Haberler
26 Ocak 2018Keçiova Camisi'nin Restorasyonu Türkiye'nin Yüz Akı
Türkiye ile Cezayir arasındaki 500 yıllık dostluğun simgelerinden ve Cezayir'in bağımsızlık sembolü Keçiova Camisi'nin Türk İşbirliği ve Koordinasyon Ajansı Başkanlığının (TİKA) desteğiyle tamamlanan restorasyonu, Birleşmiş Milletler Eğitim, Bilim ve Kültür Örgütünün (UNESCO) dünya mirası uzmanlarını kendine hayran bıraktı.
Cezayir'in başkentinde eski şehir olarak bilinen, Osmanlı dönemindeki önemli yerel yönetimlerden ve bugün UNESCO dünya kültür miraslarından olan Kasaba (Kasba) bölgesindeki Keçiova Camisi'nin restorasyon danışmanı akademisyenler, TİKA desteğiyle tamamlanan onarım ve güçlendirme çalışmalarını değerlendirdi. Cumhurbaşkanı Recep Tayyip Erdoğan'ın 4-5 Haziran 2013 tarihlerinde Cezayir'i ziyareti sırasında Türk-Osmanlı dönemine ait bazı tarihi eserlerin restorasyon çalışmalarına Türkiye'nin katkıda bulunması konusunda iki ülke arasında varılan mutabakatın ardından Keçiova Camisi'nin 2014 yılının sonunda başlayan restorasyonu geçen yıl tamamlandı.
Cezayir Konut ve Şehircilik Bakanlığı, Kültür Bakanlığı ve Din İşleri ve Vakıflar Bakanlığının dahli ve onayı ile TİKA tarafından Türkiye'den akademisyenlerin oluşturduğu bir bilim heyetinin danışmanlığında uygulamaya konan, Cezayirli mimar, arkeolog ve mühendislerin de nezaret ettiği onarım ve güçlendirme çalışmalarında yapıya ait önceki dönem izleri korundu.
"Keçiova Camisi'nin restorasyonu Türkiye'nin alın akı"

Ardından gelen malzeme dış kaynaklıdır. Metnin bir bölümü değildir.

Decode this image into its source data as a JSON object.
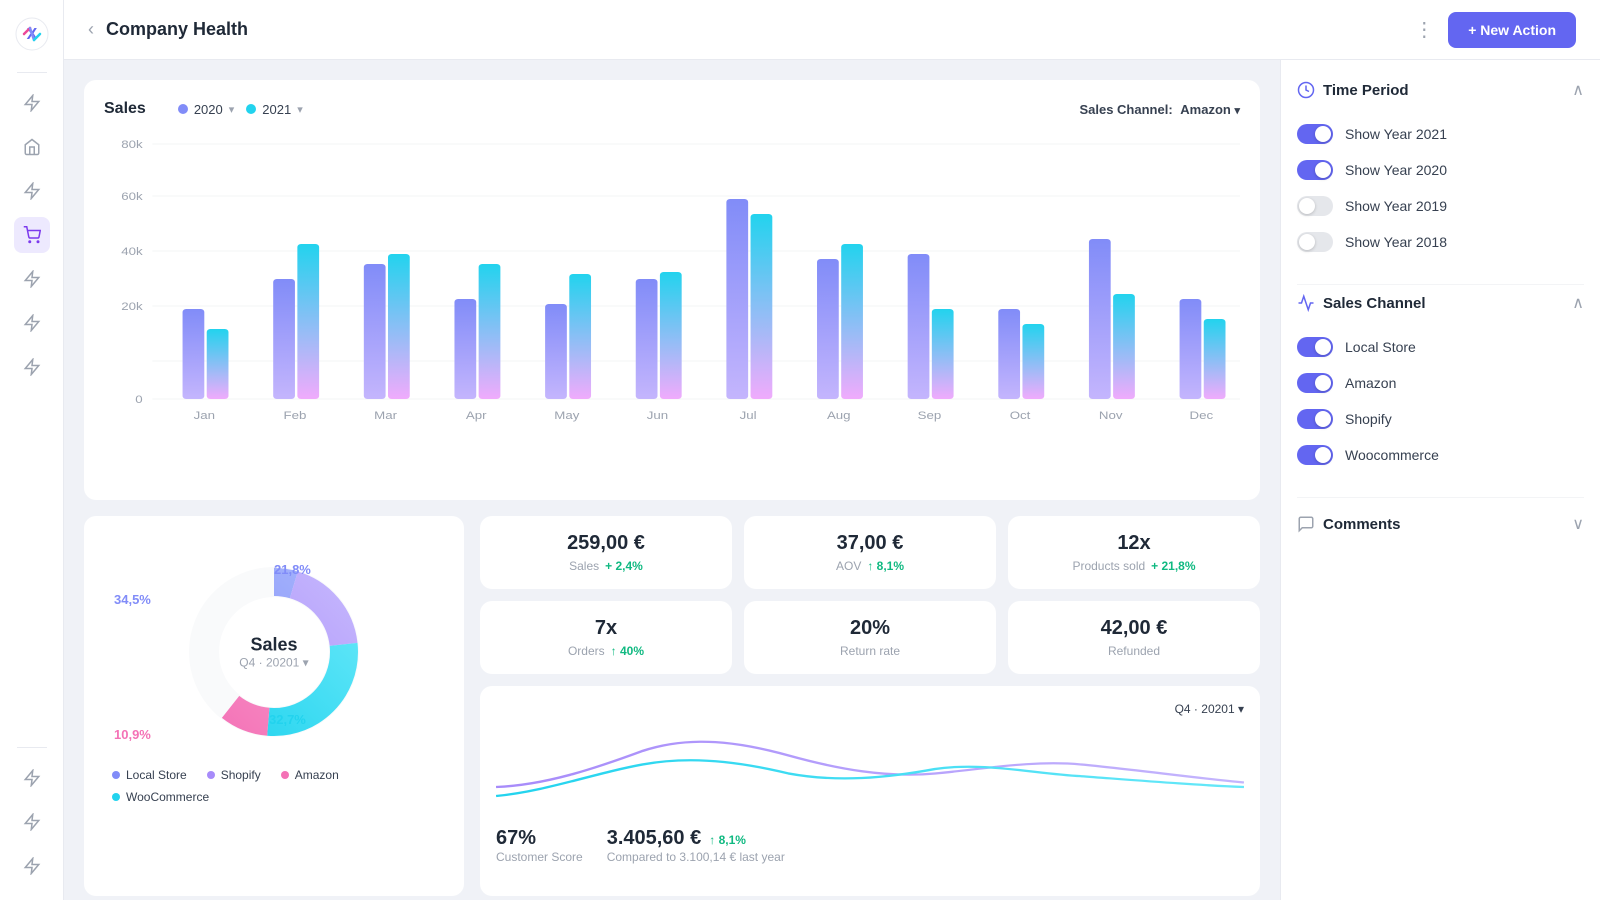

Keçiova Camisi'nin restorasyon danışmanlarından Yıldız Teknik Üniversitesi (YTÜ) Mimarlık Fakültesi Mimarlık Ana Bilim Dalı öğretim üyesi Prof. Dr. Nuran Kara Pilehvarian, 14. yüzyıldan kalma bir mescit olan yapının önce Barbaros Hayrettin Paşa tarafından genişletildiğini, 1672'de ve 1790'lı yıllarda genişletme ve onarım çalışmalarının ardından son halini almış bir cami olduğunu vurguladı. Fransızların Cezayir'i işgalinin ardından 1832'de kilise statüsü verilen yapının, 1841-1842'de kilise olarak hizmet verdiğini hatırlatan Pilehvarian, "1840-1880 yılları arasında Fransız yönetimi tarafından kiliseye çevrilmesi konusunda epey çalışmalar yapılmış. En sonunda da cami, türbe alanı, hamam yıkılarak yerine günümüzdeki yapı inşa edilmiş." dedi.

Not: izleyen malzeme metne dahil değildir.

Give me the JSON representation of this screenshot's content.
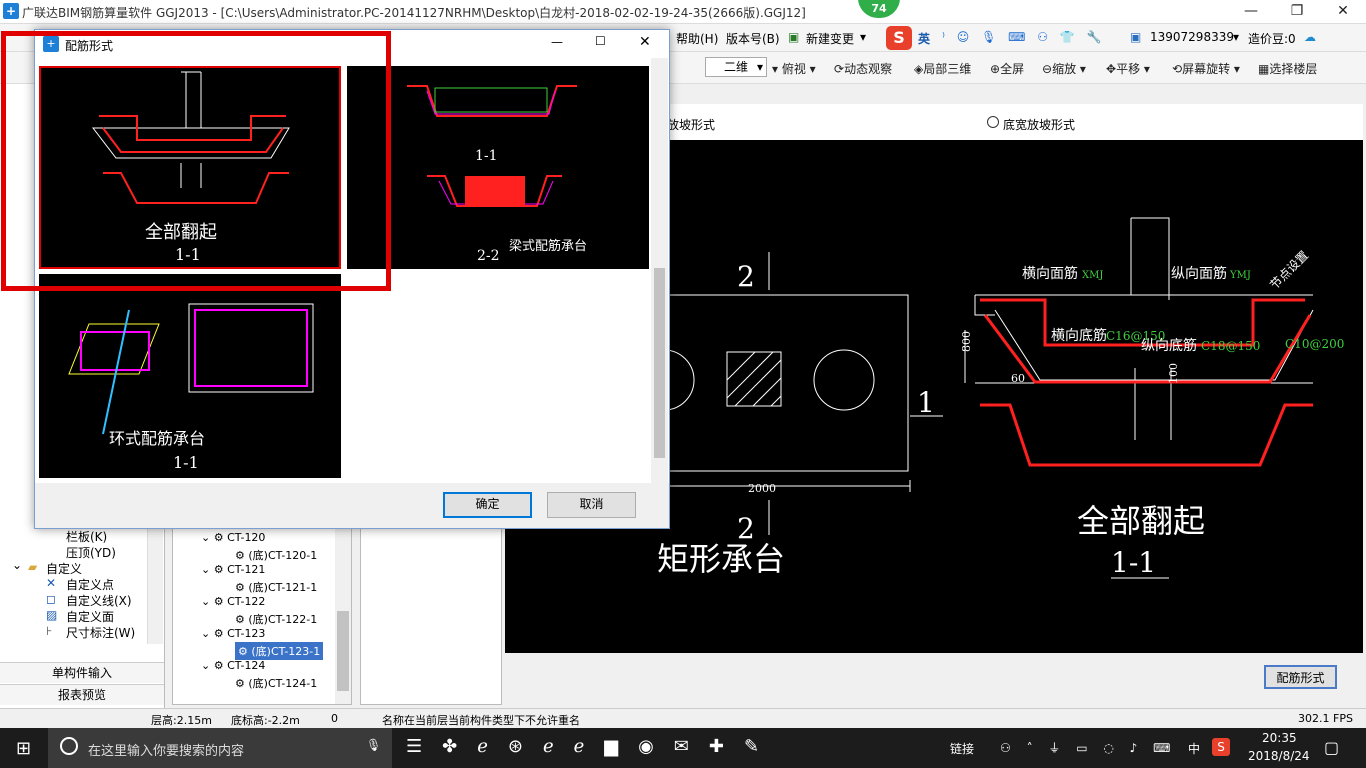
{
  "window": {
    "title": "广联达BIM钢筋算量软件 GGJ2013 - [C:\\Users\\Administrator.PC-20141127NRHM\\Desktop\\白龙村-2018-02-02-19-24-35(2666版).GGJ12]",
    "badge": "74"
  },
  "menubar": {
    "help": "帮助(H)",
    "version": "版本号(B)",
    "new_change": "新建变更",
    "ime_en": "英",
    "phone": "13907298339",
    "price": "造价豆:0"
  },
  "toolbar": {
    "view2d": "二维",
    "topview": "俯视",
    "dynamic": "动态观察",
    "local3d": "局部三维",
    "fullscreen": "全屏",
    "zoom": "缩放",
    "pan": "平移",
    "rotate": "屏幕旋转",
    "select_floor": "选择楼层"
  },
  "left_panel": {
    "items": [
      "栏板(K)",
      "压顶(YD)",
      "自定义",
      "自定义点",
      "自定义线(X)",
      "自定义面",
      "尺寸标注(W)"
    ],
    "btn_single": "单构件输入",
    "btn_report": "报表预览"
  },
  "tree": {
    "items": [
      "CT-120",
      "(底)CT-120-1",
      "CT-121",
      "(底)CT-121-1",
      "CT-122",
      "(底)CT-122-1",
      "CT-123",
      "(底)CT-123-1",
      "CT-124",
      "(底)CT-124-1"
    ]
  },
  "draw": {
    "radio1": "底放坡形式",
    "radio2": "底宽放坡形式",
    "config_button": "配筋形式",
    "cad": {
      "label_2_top": "2",
      "label_1": "1",
      "label_2_bot": "2",
      "title": "矩形承台",
      "dim": "2000",
      "hm": "横向面筋",
      "hm_code": "XMJ",
      "zm": "纵向面筋",
      "zm_code": "YMJ",
      "node": "节点设置",
      "hd": "横向底筋",
      "hd_val": "C16@150",
      "zd": "纵向底筋",
      "zd_val": "C18@150",
      "side_val": "C10@200",
      "h800": "800",
      "a60": "60",
      "d100": "100",
      "big_title": "全部翻起",
      "section": "1-1"
    }
  },
  "dialog": {
    "title": "配筋形式",
    "ok": "确定",
    "cancel": "取消",
    "opt1": {
      "title": "全部翻起",
      "section": "1-1"
    },
    "opt2": {
      "title": "梁式配筋承台",
      "s1": "1-1",
      "s2": "2-2"
    },
    "opt3": {
      "title": "环式配筋承台",
      "section": "1-1"
    }
  },
  "status": {
    "floor_h": "层高:2.15m",
    "bottom_h": "底标高:-2.2m",
    "zero": "0",
    "msg": "名称在当前层当前构件类型下不允许重名",
    "fps": "302.1 FPS"
  },
  "taskbar": {
    "search": "在这里输入你要搜索的内容",
    "link": "链接",
    "lang": "中",
    "time": "20:35",
    "date": "2018/8/24"
  }
}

Yapının katedral olarak da kullanıldığını söyleyen Pilehvarian, şöyle devam etti: "1962 yılında Cezayir bağımsızlığını kazanınca katedralin içine eski caminin mihrap duvarının bulunduğu yere bir mihrap duvarı inşa ederek ilk cuma namazını burada kılmışlar. Böylece Cezayir için bağımsızlığın simgesi bir yapı olmuş. 2006'ya kadar da cami olarak hizmet etmiş. 2006-2007 yıllarında Cezayir'deki depremden sonra bir takım statik sorunları olmuş. Önde ilave edilmiş kısımlarda, günümüzde minare olarak kullanılan kısımlarda çökme, yıkılma tehlikesi olduğu için yapıyı ibadete kapatmışlar."

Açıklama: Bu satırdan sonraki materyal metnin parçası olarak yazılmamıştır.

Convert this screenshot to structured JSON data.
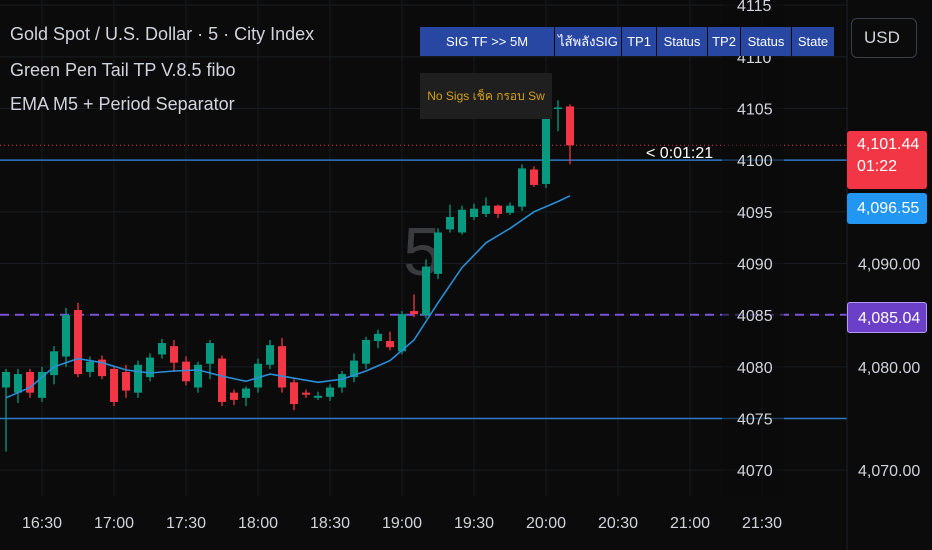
{
  "header": {
    "line1": "Gold Spot / U.S. Dollar · 5 · City Index",
    "line2": "Green Pen Tail TP V.8.5 fibo",
    "line3": "EMA M5 + Period Separator"
  },
  "currency_button": "USD",
  "watermark": "5",
  "countdown_label": "< 0:01:21",
  "signal_table": {
    "cells": [
      "SIG TF >> 5M",
      "ไส้พลังSIG",
      "TP1",
      "Status",
      "TP2",
      "Status",
      "State"
    ],
    "note": "No Sigs เช็ค กรอบ Sw"
  },
  "price_tags": {
    "last_price": "4,101.44",
    "last_timer": "01:22",
    "ema_price": "4,096.55",
    "dashed_price": "4,085.04"
  },
  "colors": {
    "background": "#0b0b0b",
    "bull": "#089981",
    "bear": "#f23645",
    "ema": "#2a8fd8",
    "dashed_line": "#7b52d6",
    "horizontal_line": "#2e78c4",
    "last_price_tag": "#f23645",
    "ema_tag": "#2196f3",
    "dashed_tag": "#6b3fc7",
    "table_cell": "#2747a3"
  },
  "chart_data": {
    "type": "candlestick",
    "title": "Gold Spot / U.S. Dollar · 5 · City Index",
    "timeframe_minutes": 5,
    "x_tick_labels": [
      "16:30",
      "17:00",
      "17:30",
      "18:00",
      "18:30",
      "19:00",
      "19:30",
      "20:00",
      "20:30",
      "21:00",
      "21:30"
    ],
    "x_ticks": [
      "16:30",
      "17:00",
      "17:30",
      "18:00",
      "18:30",
      "19:00",
      "19:30",
      "20:00",
      "20:30",
      "21:00",
      "21:30"
    ],
    "ylim": [
      4067.5,
      4115.5
    ],
    "inner_y_ticks": [
      4070,
      4075,
      4080,
      4085,
      4090,
      4095,
      4100,
      4105,
      4110,
      4115
    ],
    "outer_y_ticks": [
      "4,070.00",
      "4,080.00",
      "4,090.00"
    ],
    "horizontal_lines": [
      4100,
      4075
    ],
    "dashed_line": 4085.04,
    "last_price": 4101.44,
    "ema_last": 4096.55,
    "candles": [
      {
        "t": "16:15",
        "o": 4078.0,
        "h": 4079.8,
        "l": 4071.8,
        "c": 4079.5
      },
      {
        "t": "16:20",
        "o": 4077.5,
        "h": 4079.8,
        "l": 4076.5,
        "c": 4079.3
      },
      {
        "t": "16:25",
        "o": 4079.5,
        "h": 4079.8,
        "l": 4077.0,
        "c": 4077.5
      },
      {
        "t": "16:30",
        "o": 4077.0,
        "h": 4080.0,
        "l": 4076.6,
        "c": 4079.5
      },
      {
        "t": "16:35",
        "o": 4079.2,
        "h": 4082.0,
        "l": 4078.3,
        "c": 4081.5
      },
      {
        "t": "16:40",
        "o": 4081.0,
        "h": 4085.7,
        "l": 4080.0,
        "c": 4085.0
      },
      {
        "t": "16:45",
        "o": 4085.5,
        "h": 4086.2,
        "l": 4079.0,
        "c": 4079.3
      },
      {
        "t": "16:50",
        "o": 4079.5,
        "h": 4081.0,
        "l": 4079.0,
        "c": 4080.5
      },
      {
        "t": "16:55",
        "o": 4080.7,
        "h": 4081.1,
        "l": 4078.8,
        "c": 4079.1
      },
      {
        "t": "17:00",
        "o": 4079.8,
        "h": 4080.0,
        "l": 4076.2,
        "c": 4076.6
      },
      {
        "t": "17:05",
        "o": 4079.5,
        "h": 4080.2,
        "l": 4077.0,
        "c": 4077.7
      },
      {
        "t": "17:10",
        "o": 4077.5,
        "h": 4080.6,
        "l": 4077.0,
        "c": 4080.2
      },
      {
        "t": "17:15",
        "o": 4079.0,
        "h": 4081.3,
        "l": 4078.6,
        "c": 4080.9
      },
      {
        "t": "17:20",
        "o": 4081.2,
        "h": 4082.7,
        "l": 4080.8,
        "c": 4082.3
      },
      {
        "t": "17:25",
        "o": 4082.0,
        "h": 4082.6,
        "l": 4079.5,
        "c": 4080.4
      },
      {
        "t": "17:30",
        "o": 4080.5,
        "h": 4081.0,
        "l": 4078.2,
        "c": 4078.6
      },
      {
        "t": "17:35",
        "o": 4078.0,
        "h": 4080.5,
        "l": 4077.5,
        "c": 4080.2
      },
      {
        "t": "17:40",
        "o": 4080.3,
        "h": 4082.6,
        "l": 4078.8,
        "c": 4082.3
      },
      {
        "t": "17:45",
        "o": 4080.8,
        "h": 4081.1,
        "l": 4076.2,
        "c": 4076.6
      },
      {
        "t": "17:50",
        "o": 4077.5,
        "h": 4077.8,
        "l": 4076.3,
        "c": 4076.8
      },
      {
        "t": "17:55",
        "o": 4077.0,
        "h": 4078.1,
        "l": 4076.2,
        "c": 4077.9
      },
      {
        "t": "18:00",
        "o": 4078.0,
        "h": 4080.8,
        "l": 4077.5,
        "c": 4080.3
      },
      {
        "t": "18:05",
        "o": 4080.2,
        "h": 4082.6,
        "l": 4079.8,
        "c": 4082.1
      },
      {
        "t": "18:10",
        "o": 4082.0,
        "h": 4082.8,
        "l": 4077.5,
        "c": 4078.0
      },
      {
        "t": "18:15",
        "o": 4078.5,
        "h": 4078.8,
        "l": 4075.8,
        "c": 4076.4
      },
      {
        "t": "18:20",
        "o": 4077.5,
        "h": 4077.8,
        "l": 4077.0,
        "c": 4077.3
      },
      {
        "t": "18:25",
        "o": 4077.0,
        "h": 4077.6,
        "l": 4076.8,
        "c": 4077.2
      },
      {
        "t": "18:30",
        "o": 4077.1,
        "h": 4078.3,
        "l": 4076.7,
        "c": 4078.0
      },
      {
        "t": "18:35",
        "o": 4078.0,
        "h": 4079.6,
        "l": 4077.5,
        "c": 4079.3
      },
      {
        "t": "18:40",
        "o": 4079.0,
        "h": 4081.3,
        "l": 4078.5,
        "c": 4080.6
      },
      {
        "t": "18:45",
        "o": 4080.3,
        "h": 4082.9,
        "l": 4079.8,
        "c": 4082.6
      },
      {
        "t": "18:50",
        "o": 4082.5,
        "h": 4083.6,
        "l": 4081.8,
        "c": 4083.2
      },
      {
        "t": "18:55",
        "o": 4082.5,
        "h": 4083.4,
        "l": 4081.6,
        "c": 4081.9
      },
      {
        "t": "19:00",
        "o": 4081.5,
        "h": 4085.4,
        "l": 4081.2,
        "c": 4085.1
      },
      {
        "t": "19:05",
        "o": 4085.4,
        "h": 4087.0,
        "l": 4084.8,
        "c": 4085.1
      },
      {
        "t": "19:10",
        "o": 4085.0,
        "h": 4090.4,
        "l": 4084.7,
        "c": 4089.7
      },
      {
        "t": "19:15",
        "o": 4089.0,
        "h": 4093.4,
        "l": 4088.5,
        "c": 4093.0
      },
      {
        "t": "19:20",
        "o": 4093.3,
        "h": 4095.7,
        "l": 4093.0,
        "c": 4094.5
      },
      {
        "t": "19:25",
        "o": 4093.0,
        "h": 4095.6,
        "l": 4092.8,
        "c": 4095.2
      },
      {
        "t": "19:30",
        "o": 4094.5,
        "h": 4095.8,
        "l": 4094.2,
        "c": 4095.3
      },
      {
        "t": "19:35",
        "o": 4094.8,
        "h": 4096.4,
        "l": 4094.5,
        "c": 4095.6
      },
      {
        "t": "19:40",
        "o": 4095.6,
        "h": 4095.7,
        "l": 4094.4,
        "c": 4094.8
      },
      {
        "t": "19:45",
        "o": 4094.9,
        "h": 4095.9,
        "l": 4094.7,
        "c": 4095.6
      },
      {
        "t": "19:50",
        "o": 4095.5,
        "h": 4099.6,
        "l": 4095.1,
        "c": 4099.2
      },
      {
        "t": "19:55",
        "o": 4099.1,
        "h": 4099.4,
        "l": 4097.4,
        "c": 4097.6
      },
      {
        "t": "20:00",
        "o": 4097.7,
        "h": 4105.9,
        "l": 4097.3,
        "c": 4105.4
      },
      {
        "t": "20:05",
        "o": 4105.0,
        "h": 4105.8,
        "l": 4102.8,
        "c": 4105.1
      },
      {
        "t": "20:10",
        "o": 4105.2,
        "h": 4105.4,
        "l": 4099.6,
        "c": 4101.44
      }
    ],
    "ema_series": [
      {
        "t": "16:15",
        "v": 4077.0
      },
      {
        "t": "16:25",
        "v": 4078.0
      },
      {
        "t": "16:35",
        "v": 4080.0
      },
      {
        "t": "16:45",
        "v": 4080.8
      },
      {
        "t": "16:55",
        "v": 4080.4
      },
      {
        "t": "17:05",
        "v": 4079.7
      },
      {
        "t": "17:15",
        "v": 4079.4
      },
      {
        "t": "17:25",
        "v": 4079.6
      },
      {
        "t": "17:35",
        "v": 4079.7
      },
      {
        "t": "17:45",
        "v": 4079.1
      },
      {
        "t": "17:55",
        "v": 4078.6
      },
      {
        "t": "18:05",
        "v": 4079.3
      },
      {
        "t": "18:15",
        "v": 4078.9
      },
      {
        "t": "18:25",
        "v": 4078.5
      },
      {
        "t": "18:35",
        "v": 4078.8
      },
      {
        "t": "18:45",
        "v": 4079.6
      },
      {
        "t": "18:55",
        "v": 4080.6
      },
      {
        "t": "19:05",
        "v": 4082.6
      },
      {
        "t": "19:15",
        "v": 4086.2
      },
      {
        "t": "19:25",
        "v": 4089.6
      },
      {
        "t": "19:35",
        "v": 4092.0
      },
      {
        "t": "19:45",
        "v": 4093.4
      },
      {
        "t": "19:55",
        "v": 4095.0
      },
      {
        "t": "20:05",
        "v": 4096.0
      },
      {
        "t": "20:10",
        "v": 4096.55
      }
    ]
  }
}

Cumhurbaşkanı Recep Tayyip Erdoğan'ın 2013'teki Cezayir ziyareti sırasında bu yapıyı Cezayir'e kardeşlik göstergesi olarak restore etmeyi teklif ettiğini hatırlatan Pilehvarian, iki ülkenin 2013'te Keçiova Camisi'nin restorasyonu için gerekli protokolleri imzaladığını belirtti. Restorasyon ve güçlendirme projelerinin ve tarih araştırmaları yapılan caminin restorasyonunun 2014'te başladığını söyleyen Pilehvarian, "Çok şükür ki uygulamanın sonuna geldik. Restorasyon açısından uluslararası kriterlere uygun, Türkiye'nin alın akı işlerinden biri oldu." dedi. – "UNESCO dünya mirası uzmanları restorasyon için teşekkür etti" Caminin restorasyon danışmanı Yıldız Teknik Üniversitesi Mimarlık Fakültesi Mimarlık Ana Bilim Dalı Başkanı Prof. Dr. Can Binan, 21-23 Ocak tarihlerinde Cezayir Kültür Bakanlığı, Cezayir Valiliği ve UNESCO Dünya Mirası Ofisi tarafından, Cezayir'deki Kasaba bölgesinin rehabilitasyonuyla ilgili düzenlenen toplantıya dair izlenimlerini aktardı.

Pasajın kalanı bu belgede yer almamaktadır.